Pelatihan Bantuan Hidup Dasar (BHD) yang digelar Dinas Kesehatan P2KB menjadi bagian dari upaya memperkuat koordinasi lintas sektor. Kegiatan ini melibatkan tenaga kesehatan, pengemudi ambulans, serta personel Satpol PP.
Wali Kota Probolinggo, Aminuddin, menegaskan pentingnya kecepatan dan ketepatan dalam penanganan kondisi darurat. Menurutnya, setiap petugas harus mampu bertindak sesuai prosedur agar tidak memperburuk kondisi korban.
“Bantuan hidup dasar adalah pertolongan pertama yang sangat menentukan. Tanpa tindakan awal yang tepat, kondisi darurat bisa berujung fatal,” tegasnya, Jumat, 10 April 2026.
BACA: Kota Probolinggo Latih 64 Petugas PSC 112, Percepat Respons Darurat
Sebagai penguatan layanan, Pemkot Probolinggo juga menyiapkan mobil Siap Aksi Langsung Digas (SIGAS) yang akan disiagakan di Gedung Meteor.
Kendaraan ini dirancang sebagai armada multiguna untuk berbagai kebutuhan darurat, mulai dari evakuasi pasien, penanganan korban bencana, hingga pengangkutan jenazah.
Usai pembukaan kegiatan, Wali Kota turut meninjau simulasi penanganan darurat.

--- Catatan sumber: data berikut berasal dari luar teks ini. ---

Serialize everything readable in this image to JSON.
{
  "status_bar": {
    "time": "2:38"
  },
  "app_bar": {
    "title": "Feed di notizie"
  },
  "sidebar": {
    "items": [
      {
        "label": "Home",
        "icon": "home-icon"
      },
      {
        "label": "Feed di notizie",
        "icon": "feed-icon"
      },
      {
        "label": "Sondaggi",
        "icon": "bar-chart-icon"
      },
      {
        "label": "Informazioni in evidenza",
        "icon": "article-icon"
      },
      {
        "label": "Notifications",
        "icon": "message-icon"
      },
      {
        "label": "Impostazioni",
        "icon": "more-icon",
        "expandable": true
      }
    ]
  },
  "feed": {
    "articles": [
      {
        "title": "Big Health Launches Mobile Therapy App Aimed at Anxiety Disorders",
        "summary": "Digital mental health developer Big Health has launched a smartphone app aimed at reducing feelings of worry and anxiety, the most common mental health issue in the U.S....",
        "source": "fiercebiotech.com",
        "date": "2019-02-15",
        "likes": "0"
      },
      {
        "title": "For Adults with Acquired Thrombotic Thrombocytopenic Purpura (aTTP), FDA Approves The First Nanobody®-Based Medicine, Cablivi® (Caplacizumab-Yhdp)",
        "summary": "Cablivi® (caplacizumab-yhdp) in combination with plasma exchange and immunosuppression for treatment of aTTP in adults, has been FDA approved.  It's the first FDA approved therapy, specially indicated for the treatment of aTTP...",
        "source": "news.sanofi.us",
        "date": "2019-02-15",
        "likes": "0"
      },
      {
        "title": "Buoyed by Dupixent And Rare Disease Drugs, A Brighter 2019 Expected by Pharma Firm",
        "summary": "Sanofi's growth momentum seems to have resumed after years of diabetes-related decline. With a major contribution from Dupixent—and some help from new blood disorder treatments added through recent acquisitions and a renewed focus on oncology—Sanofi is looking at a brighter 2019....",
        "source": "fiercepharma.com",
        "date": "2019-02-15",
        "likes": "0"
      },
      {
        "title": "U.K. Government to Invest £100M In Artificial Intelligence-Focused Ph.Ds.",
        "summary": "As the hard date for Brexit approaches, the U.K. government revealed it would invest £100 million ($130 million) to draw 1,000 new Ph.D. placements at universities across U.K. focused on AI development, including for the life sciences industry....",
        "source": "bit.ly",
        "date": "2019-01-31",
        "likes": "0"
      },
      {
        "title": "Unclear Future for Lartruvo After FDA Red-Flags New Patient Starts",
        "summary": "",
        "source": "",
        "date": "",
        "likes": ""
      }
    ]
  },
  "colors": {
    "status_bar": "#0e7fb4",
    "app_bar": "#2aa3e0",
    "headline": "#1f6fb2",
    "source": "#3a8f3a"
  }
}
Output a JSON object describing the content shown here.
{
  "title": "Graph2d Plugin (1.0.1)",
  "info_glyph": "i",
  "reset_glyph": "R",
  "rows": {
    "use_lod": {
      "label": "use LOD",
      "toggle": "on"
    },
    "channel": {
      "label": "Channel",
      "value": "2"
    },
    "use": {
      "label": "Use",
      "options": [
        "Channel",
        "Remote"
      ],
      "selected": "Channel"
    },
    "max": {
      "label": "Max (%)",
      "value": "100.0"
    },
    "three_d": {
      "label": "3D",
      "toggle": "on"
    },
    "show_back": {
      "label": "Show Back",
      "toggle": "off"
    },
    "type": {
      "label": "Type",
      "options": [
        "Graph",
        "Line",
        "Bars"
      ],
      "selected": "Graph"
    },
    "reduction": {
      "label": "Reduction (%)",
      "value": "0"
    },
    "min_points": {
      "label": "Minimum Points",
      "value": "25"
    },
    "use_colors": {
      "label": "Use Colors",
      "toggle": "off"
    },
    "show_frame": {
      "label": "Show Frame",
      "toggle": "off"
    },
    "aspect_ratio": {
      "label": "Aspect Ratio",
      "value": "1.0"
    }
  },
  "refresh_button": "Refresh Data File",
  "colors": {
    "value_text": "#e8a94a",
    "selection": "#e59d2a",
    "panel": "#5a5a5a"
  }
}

Dalam simulasi tersebut, peserta dilatih memastikan keamanan situasi serta melakukan tindakan medis sesuai standar keselamatan.
BACA: Terjaring OTT KPK, Bupati Tulungagung Diterbangkan ke Jakarta
Salah satu peserta, Rizky (35), mengaku pelatihan ini sangat membantu meningkatkan kepercayaan diri saat menghadapi kondisi darurat.
“Kami jadi lebih paham langkah pertolongan pertama yang cepat dan tepat, sehingga tidak lagi bingung saat situasi genting,” ujarnya.
Ia berharap pelatihan serupa dapat terus digelar agar seluruh petugas semakin siap dan sigap dalam menyelamatkan masyarakat.